Even as late as 1989, economist Lester Thurow wrote “Can economic command significantly…accelerate the growth process? The remarkable performance of the Soviet Union suggests that it can…Today it is a country whose economic achievements bear comparison with those of the United States”.

Galbraith and Thurow wrote this rubbish of a country where, in 1976, only two thirds of families had a refrigerator, a level the USA reached in the early 1930s. Soviet families had to wait years to get one, and when they finally got a postcard giving notice they could buy one, they had a fixed one hour slot during which they could pick it up. They lost their chance if they did not arrive in time

The ‘B’ movie actor did

These experts looked pretty foolish in when the Soviet Union collapsed. Schlesinger said that “no one foresaw these changes”. He might not have, but Ronald Reagan had.

In 1980, Reagan told a group of reporters “The Soviets can’t compete with us”.

In 1981, he said “The West won’t contain Communism. It will transcend Communism. It will dismiss it as some bizarre chapter in human history whose last pages are even now being written”.

In 1982, he told the British Parliament “In an ironic sense, Karl Marx was right. We are witnessing today a great revolutionary crisis…But the crisis is happening not in the free, non-Marxist West, but in the home of Marxism-Leninism, the Soviet Union”. He added that “it is the Soviet Union that runs against the tide of history by denying freedom and human dignity to its citizens” and predicted a “march of freedom and democracy which will leave Marxism-Leninism on the ash-heap of history”.

In 1987, he said in Berlin that “In the Communist world, we see failure, technological backwardness, declining standards”.

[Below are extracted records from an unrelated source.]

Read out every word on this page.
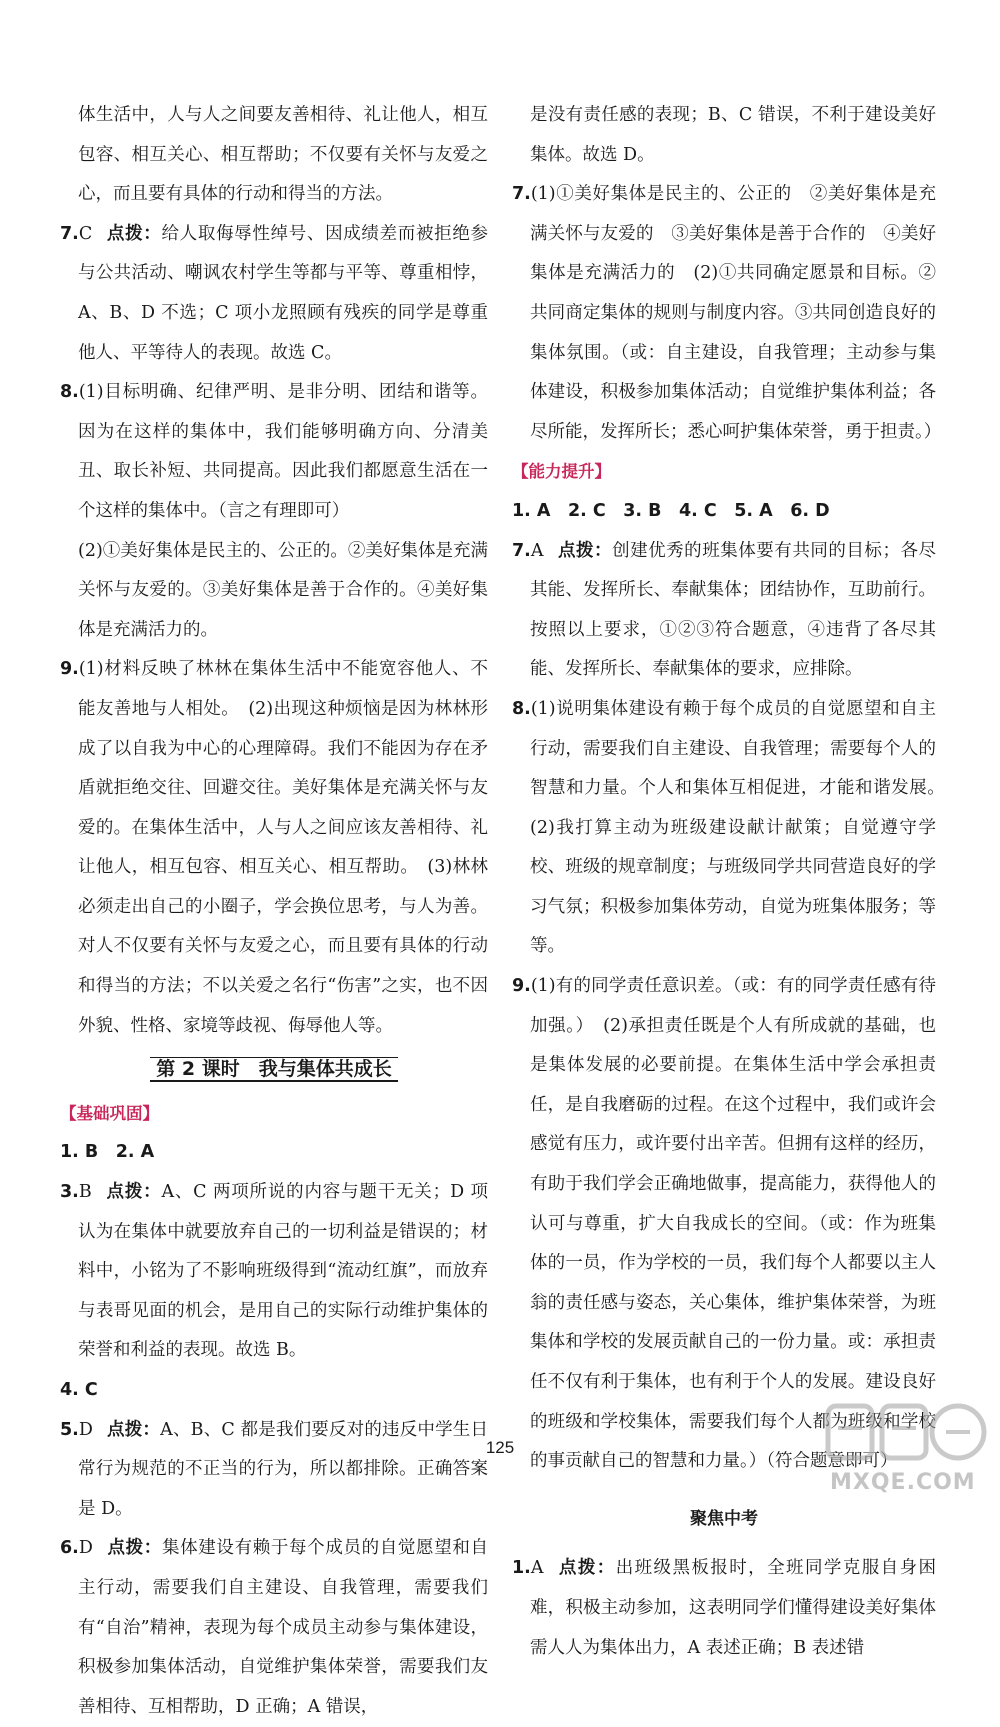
体生活中，人与人之间要友善相待、礼让他人，相互包容、相互关心、相互帮助；不仅要有关怀与友爱之心，而且要有具体的行动和得当的方法。

7.C 点拨：给人取侮辱性绰号、因成绩差而被拒绝参与公共活动、嘲讽农村学生等都与平等、尊重相悖，A、B、D 不选；C 项小龙照顾有残疾的同学是尊重他人、平等待人的表现。故选 C。

8.(1)目标明确、纪律严明、是非分明、团结和谐等。因为在这样的集体中，我们能够明确方向、分清美丑、取长补短、共同提高。因此我们都愿意生活在一个这样的集体中。（言之有理即可）

(2)①美好集体是民主的、公正的。②美好集体是充满关怀与友爱的。③美好集体是善于合作的。④美好集体是充满活力的。

9.(1)材料反映了林林在集体生活中不能宽容他人、不能友善地与人相处。　(2)出现这种烦恼是因为林林形成了以自我为中心的心理障碍。我们不能因为存在矛盾就拒绝交往、回避交往。美好集体是充满关怀与友爱的。在集体生活中，人与人之间应该友善相待、礼让他人，相互包容、相互关心、相互帮助。　(3)林林必须走出自己的小圈子，学会换位思考，与人为善。对人不仅要有关怀与友爱之心，而且要有具体的行动和得当的方法；不以关爱之名行“伤害”之实，也不因外貌、性格、家境等歧视、侮辱他人等。

第 2 课时　我与集体共成长
【基础巩固】

1. B　2. A

3.B 点拨：A、C 两项所说的内容与题干无关；D 项认为在集体中就要放弃自己的一切利益是错误的；材料中，小铭为了不影响班级得到“流动红旗”，而放弃与表哥见面的机会，是用自己的实际行动维护集体的荣誉和利益的表现。故选 B。

4. C

5.D 点拨：A、B、C 都是我们要反对的违反中学生日常行为规范的不正当的行为，所以都排除。正确答案是 D。

6.D 点拨：集体建设有赖于每个成员的自觉愿望和自主行动，需要我们自主建设、自我管理，需要我们有“自治”精神，表现为每个成员主动参与集体建设，积极参加集体活动，自觉维护集体荣誉，需要我们友善相待、互相帮助，D 正确；A 错误，

是没有责任感的表现；B、C 错误，不利于建设美好集体。故选 D。

7.(1)①美好集体是民主的、公正的　②美好集体是充满关怀与友爱的　③美好集体是善于合作的　④美好集体是充满活力的　(2)①共同确定愿景和目标。②共同商定集体的规则与制度内容。③共同创造良好的集体氛围。（或：自主建设，自我管理；主动参与集体建设，积极参加集体活动；自觉维护集体利益；各尽所能，发挥所长；悉心呵护集体荣誉，勇于担责。）

【能力提升】

1. A　2. C　3. B　4. C　5. A　6. D

7.A 点拨：创建优秀的班集体要有共同的目标；各尽其能、发挥所长、奉献集体；团结协作，互助前行。按照以上要求，①②③符合题意，④违背了各尽其能、发挥所长、奉献集体的要求，应排除。

8.(1)说明集体建设有赖于每个成员的自觉愿望和自主行动，需要我们自主建设、自我管理；需要每个人的智慧和力量。个人和集体互相促进，才能和谐发展。　(2)我打算主动为班级建设献计献策；自觉遵守学校、班级的规章制度；与班级同学共同营造良好的学习气氛；积极参加集体劳动，自觉为班集体服务；等等。

9.(1)有的同学责任意识差。（或：有的同学责任感有待加强。）　(2)承担责任既是个人有所成就的基础，也是集体发展的必要前提。在集体生活中学会承担责任，是自我磨砺的过程。在这个过程中，我们或许会感觉有压力，或许要付出辛苦。但拥有这样的经历，有助于我们学会正确地做事，提高能力，获得他人的认可与尊重，扩大自我成长的空间。（或：作为班集体的一员，作为学校的一员，我们每个人都要以主人翁的责任感与姿态，关心集体，维护集体荣誉，为班集体和学校的发展贡献自己的一份力量。或：承担责任不仅有利于集体，也有利于个人的发展。建设良好的班级和学校集体，需要我们每个人都为班级和学校的事贡献自己的智慧和力量。）（符合题意即可）

聚焦中考

1.A 点拨：出班级黑板报时，全班同学克服自身困难，积极主动参加，这表明同学们懂得建设美好集体需人人为集体出力，A 表述正确；B 表述错

125
MXQE.COM
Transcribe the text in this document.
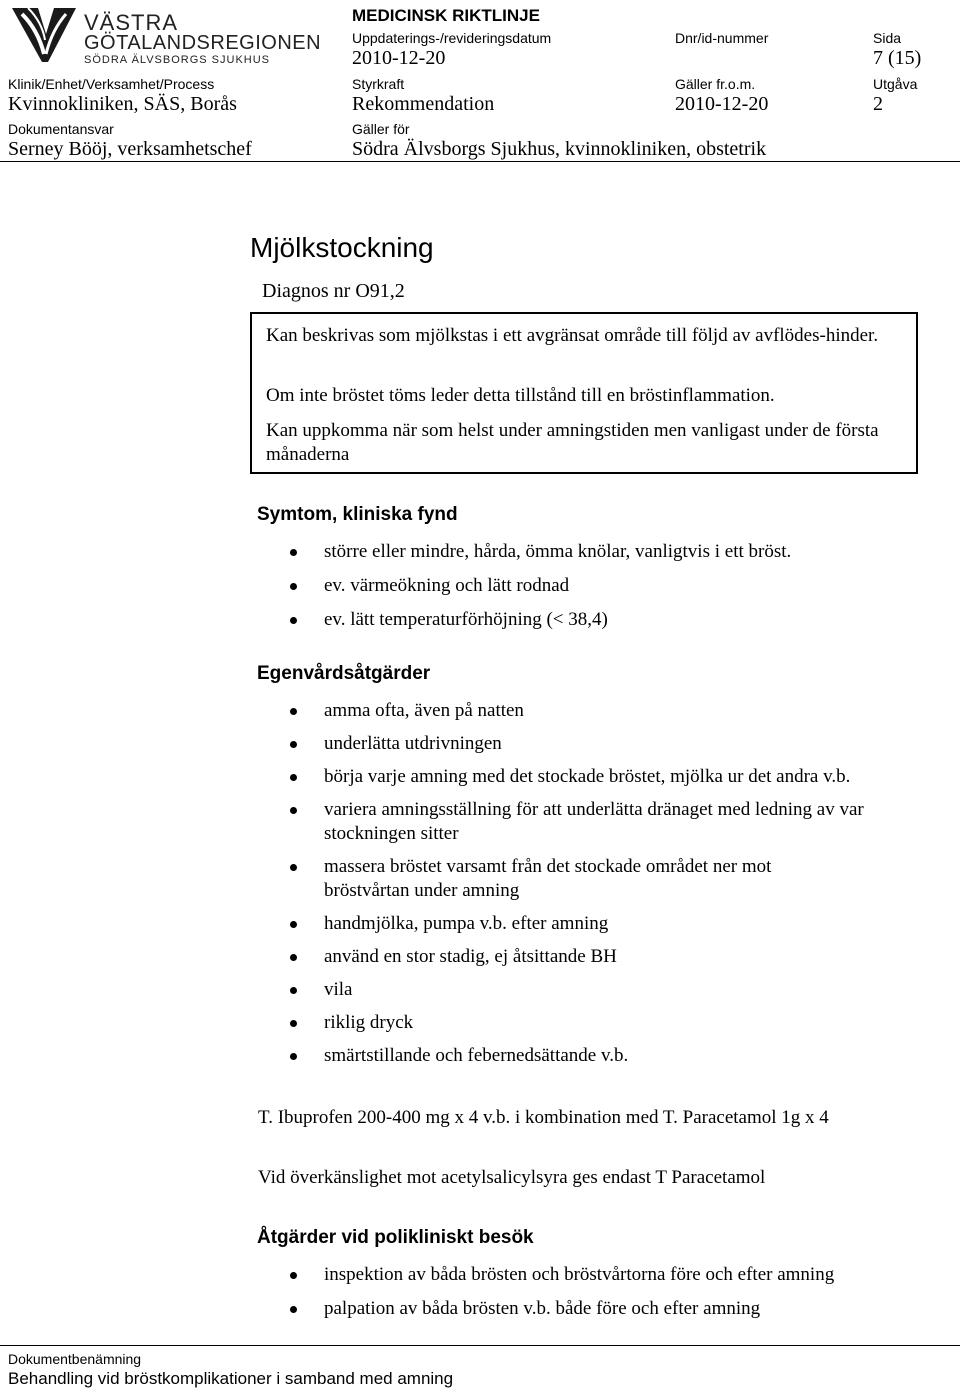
VÄSTRA
GÖTALANDSREGIONEN
SÖDRA ÄLVSBORGS SJUKHUS
MEDICINSK RIKTLINJE
Uppdaterings-/revideringsdatum
2010-12-20
Dnr/id-nummer	Sida
7 (15)
Klinik/Enhet/Verksamhet/Process
Kvinnokliniken, SÄS, Borås
Styrkraft
Rekommendation
Gäller fr.o.m.
2010-12-20
Utgåva
2
Dokumentansvar
Serney Bööj, verksamhetschef
Gäller för
Södra Älvsborgs Sjukhus, kvinnokliniken, obstetrik
Mjölkstockning
Diagnos nr O91,2

Kan beskrivas som mjölkstas i ett avgränsat område till följd av avflödes-hinder.

Om inte bröstet töms leder detta tillstånd till en bröstinflammation.

Kan uppkomma när som helst under amningstiden men vanligast under de första månaderna

Symtom, kliniska fynd
större eller mindre, hårda, ömma knölar, vanligtvis i ett bröst.
ev. värmeökning och lätt rodnad
ev. lätt temperaturförhöjning (< 38,4)
Egenvårdsåtgärder
amma ofta, även på natten
underlätta utdrivningen
börja varje amning med det stockade bröstet, mjölka ur det andra v.b.
variera amningsställning för att underlätta dränaget med ledning av var stockningen sitter
massera bröstet varsamt från det stockade området ner mot bröstvårtan under amning
handmjölka, pumpa v.b. efter amning
använd en stor stadig, ej åtsittande BH
vila
riklig dryck
smärtstillande och febernedsättande v.b.
T. Ibuprofen 200-400 mg x 4 v.b. i kombination med T. Paracetamol 1g x 4
Vid överkänslighet mot acetylsalicylsyra ges endast T Paracetamol
Åtgärder vid polikliniskt besök
inspektion av båda brösten och bröstvårtorna före och efter amning
palpation av båda brösten v.b. både före och efter amning
Dokumentbenämning
Behandling vid bröstkomplikationer i samband med amning
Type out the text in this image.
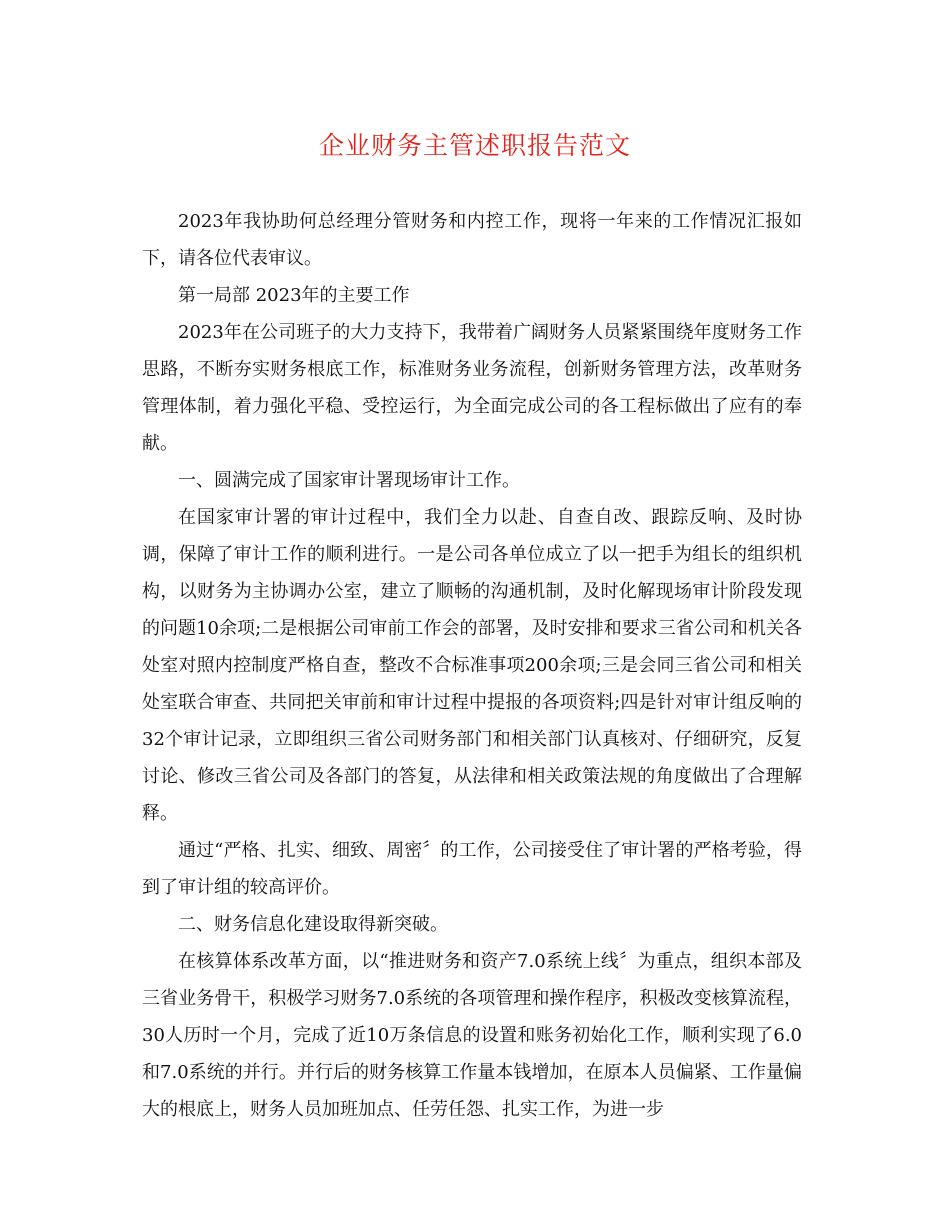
企业财务主管述职报告范文

2023年我协助何总经理分管财务和内控工作，现将一年来的工作情况汇报如下，请各位代表审议。

第一局部 2023年的主要工作

2023年在公司班子的大力支持下，我带着广阔财务人员紧紧围绕年度财务工作思路，不断夯实财务根底工作，标准财务业务流程，创新财务管理方法，改革财务管理体制，着力强化平稳、受控运行，为全面完成公司的各工程标做出了应有的奉献。

一、圆满完成了国家审计署现场审计工作。

在国家审计署的审计过程中，我们全力以赴、自查自改、跟踪反响、及时协调，保障了审计工作的顺利进行。一是公司各单位成立了以一把手为组长的组织机构，以财务为主协调办公室，建立了顺畅的沟通机制，及时化解现场审计阶段发现的问题10余项;二是根据公司审前工作会的部署，及时安排和要求三省公司和机关各处室对照内控制度严格自查，整改不合标准事项200余项;三是会同三省公司和相关处室联合审查、共同把关审前和审计过程中提报的各项资料;四是针对审计组反响的32个审计记录，立即组织三省公司财务部门和相关部门认真核对、仔细研究，反复讨论、修改三省公司及各部门的答复，从法律和相关政策法规的角度做出了合理解释。

通过“严格、扎实、细致、周密〞的工作，公司接受住了审计署的严格考验，得到了审计组的较高评价。

二、财务信息化建设取得新突破。

在核算体系改革方面，以“推进财务和资产7.0系统上线〞为重点，组织本部及三省业务骨干，积极学习财务7.0系统的各项管理和操作程序，积极改变核算流程，30人历时一个月，完成了近10万条信息的设置和账务初始化工作，顺利实现了6.0和7.0系统的并行。并行后的财务核算工作量本钱增加，在原本人员偏紧、工作量偏大的根底上，财务人员加班加点、任劳任怨、扎实工作，为进一步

Reagan, a ‘B’ movie actor turned politician was right on one of the major questions to face humanity in the 20th Century and the experts were wrong. They never forgave him for that.

“All in all, not bad. Not bad at all.”

As president, Reagan played a key role in confronting communism, winning the Cold War peacefully, and freeing the hundred million people enslaved by communism in Eastern Europe. The statue in Budapest is a small token of appreciation. If you’re ever there, pay him a visit.

John Phelan is an economist at the Center of the American Experiment.